Komunikasi inklusif itu apa sih? komunikasi inklusif adalah cara berkomunikasi yang menghargai dan melibatkan semua pihak, tanpa terkecuali. Ini sangat penting, terutama di tengah keberagaman budaya, bahasa, dan latar belakang yang ada.
Kenapa sih komunikasi inklusif itu penting? Coba pikir, sehari-hari kita berinteraksi sama orang dari berbagai latar belakang. Teman dari suku yang berbeda, rekan kerja dengan cara berpikir yang unik, bahkan orang-orang yang berbicara bahasa lain. Dalam setiap percakapan, kita harus pastikan bahwa semua orang merasa terlibat.
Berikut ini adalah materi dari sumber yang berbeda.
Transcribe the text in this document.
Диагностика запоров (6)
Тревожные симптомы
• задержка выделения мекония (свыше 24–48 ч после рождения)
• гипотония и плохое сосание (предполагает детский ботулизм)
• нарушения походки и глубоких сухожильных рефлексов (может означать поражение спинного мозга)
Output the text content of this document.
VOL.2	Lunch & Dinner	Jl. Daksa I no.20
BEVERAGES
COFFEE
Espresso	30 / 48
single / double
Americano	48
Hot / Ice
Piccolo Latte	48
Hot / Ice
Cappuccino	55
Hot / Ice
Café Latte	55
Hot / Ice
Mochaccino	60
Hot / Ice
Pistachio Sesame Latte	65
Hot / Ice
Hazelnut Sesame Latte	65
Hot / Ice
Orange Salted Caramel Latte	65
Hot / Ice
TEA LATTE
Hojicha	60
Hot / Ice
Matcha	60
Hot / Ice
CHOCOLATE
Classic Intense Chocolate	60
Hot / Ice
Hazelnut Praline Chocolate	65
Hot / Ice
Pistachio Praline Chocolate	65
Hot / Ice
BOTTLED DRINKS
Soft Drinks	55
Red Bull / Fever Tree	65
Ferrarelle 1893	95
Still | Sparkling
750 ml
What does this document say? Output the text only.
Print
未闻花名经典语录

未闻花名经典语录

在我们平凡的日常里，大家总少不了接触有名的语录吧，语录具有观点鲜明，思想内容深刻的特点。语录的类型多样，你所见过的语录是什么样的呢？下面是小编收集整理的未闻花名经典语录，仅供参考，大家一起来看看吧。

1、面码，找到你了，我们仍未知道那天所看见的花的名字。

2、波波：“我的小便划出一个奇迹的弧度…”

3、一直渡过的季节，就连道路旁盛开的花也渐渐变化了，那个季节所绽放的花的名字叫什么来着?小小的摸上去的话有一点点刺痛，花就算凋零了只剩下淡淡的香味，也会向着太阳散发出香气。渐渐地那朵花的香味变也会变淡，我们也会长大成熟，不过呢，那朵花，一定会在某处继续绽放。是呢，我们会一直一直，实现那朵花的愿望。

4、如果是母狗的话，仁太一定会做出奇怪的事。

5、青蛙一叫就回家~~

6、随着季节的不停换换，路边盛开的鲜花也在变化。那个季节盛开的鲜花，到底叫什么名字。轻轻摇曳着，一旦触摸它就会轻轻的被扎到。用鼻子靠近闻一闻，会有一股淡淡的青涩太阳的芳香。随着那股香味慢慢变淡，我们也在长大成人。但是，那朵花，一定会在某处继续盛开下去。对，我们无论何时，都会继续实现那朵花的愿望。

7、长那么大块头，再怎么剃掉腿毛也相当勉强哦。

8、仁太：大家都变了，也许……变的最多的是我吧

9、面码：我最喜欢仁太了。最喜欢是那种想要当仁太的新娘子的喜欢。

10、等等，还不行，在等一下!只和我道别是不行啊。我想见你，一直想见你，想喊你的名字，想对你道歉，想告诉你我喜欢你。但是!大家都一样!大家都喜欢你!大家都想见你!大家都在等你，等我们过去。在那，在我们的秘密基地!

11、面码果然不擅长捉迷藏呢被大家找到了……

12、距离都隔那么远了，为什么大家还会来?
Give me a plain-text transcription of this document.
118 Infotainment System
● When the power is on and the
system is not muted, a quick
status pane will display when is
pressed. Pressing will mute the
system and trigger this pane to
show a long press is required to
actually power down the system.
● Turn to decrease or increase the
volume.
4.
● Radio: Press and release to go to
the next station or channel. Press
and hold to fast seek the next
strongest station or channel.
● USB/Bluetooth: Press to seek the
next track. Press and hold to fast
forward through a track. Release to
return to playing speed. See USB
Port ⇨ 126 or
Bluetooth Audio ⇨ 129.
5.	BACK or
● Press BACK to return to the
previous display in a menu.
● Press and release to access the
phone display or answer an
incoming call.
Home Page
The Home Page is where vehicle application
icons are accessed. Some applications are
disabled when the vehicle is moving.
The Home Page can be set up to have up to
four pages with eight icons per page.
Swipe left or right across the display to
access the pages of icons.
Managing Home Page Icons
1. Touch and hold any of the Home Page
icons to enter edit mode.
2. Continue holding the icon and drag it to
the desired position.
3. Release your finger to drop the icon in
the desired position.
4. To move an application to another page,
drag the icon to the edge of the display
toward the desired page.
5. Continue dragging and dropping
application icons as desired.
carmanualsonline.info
Ini bisa banget mencegah salah paham dan bikin suasana lebih nyaman.
Salah satu cara gampang untuk mempraktikannya adalah dengan menggunakan bahasa yang sederhana. Jangan sampai kita pakai istilah yang bikin orang lain bingung. Saat kita berbicara di depan banyak orang, usahakan buat penjelasan yang gampang dimengerti. Sikap juga nggak kalah penting! Dengan nada yang ramah dan terbuka, orang lain pasti lebih nyaman untuk berpartisipasi.
Lalu, ada satu hal yang sering kita lupakan yaitu mendengarkan. Komunikasi itu bukan hanya soal kita ngomong, tapi juga tentang mendengarkan. Saat orang lain bicara, kita harus fokus dan tunjukkan bahwa kita menghargai apa yang mereka sampaikan. Kadang, mengulang atau merangkum apa yang mereka bilang bisa jadi tanda bahwa kita benar-benar paham. Dan teknologi juga bisa jadi alat kita dalam komunikasi inklusif. Misalnya, kalau kita ngobrol sama orang yang bahasa Inggrisnya kurang, bisa pakai aplikasi penerjemah. Atau, saat presentasi, kasih teks supaya teman-teman yang mungkin kesulitan mendengar tetap bisa ikut. Ini semua menunjukkan kita peduli dan pengen semua orang bisa terlibat.
Penting buat diingat, Dalam Komunikasi inklusif tentu aja ada tantangannya, kita nggak selalu bakal berhasil langsung jadi komunikator inklusif yang sempurna. Kadang, ada aja hal-hal yang nggak sengaja kita ucapkan dan bikin orang lain tersinggung. Itu wajar. Yang penting, kita harus terus belajar dan terbuka untuk memperbaiki diri. Komunikasi inklusif itu soal menciptakan ruang yang aman dan nyaman buat semua orang. Dengan begitu, nggak ada yang merasa terpinggirkan atau nggak didengar.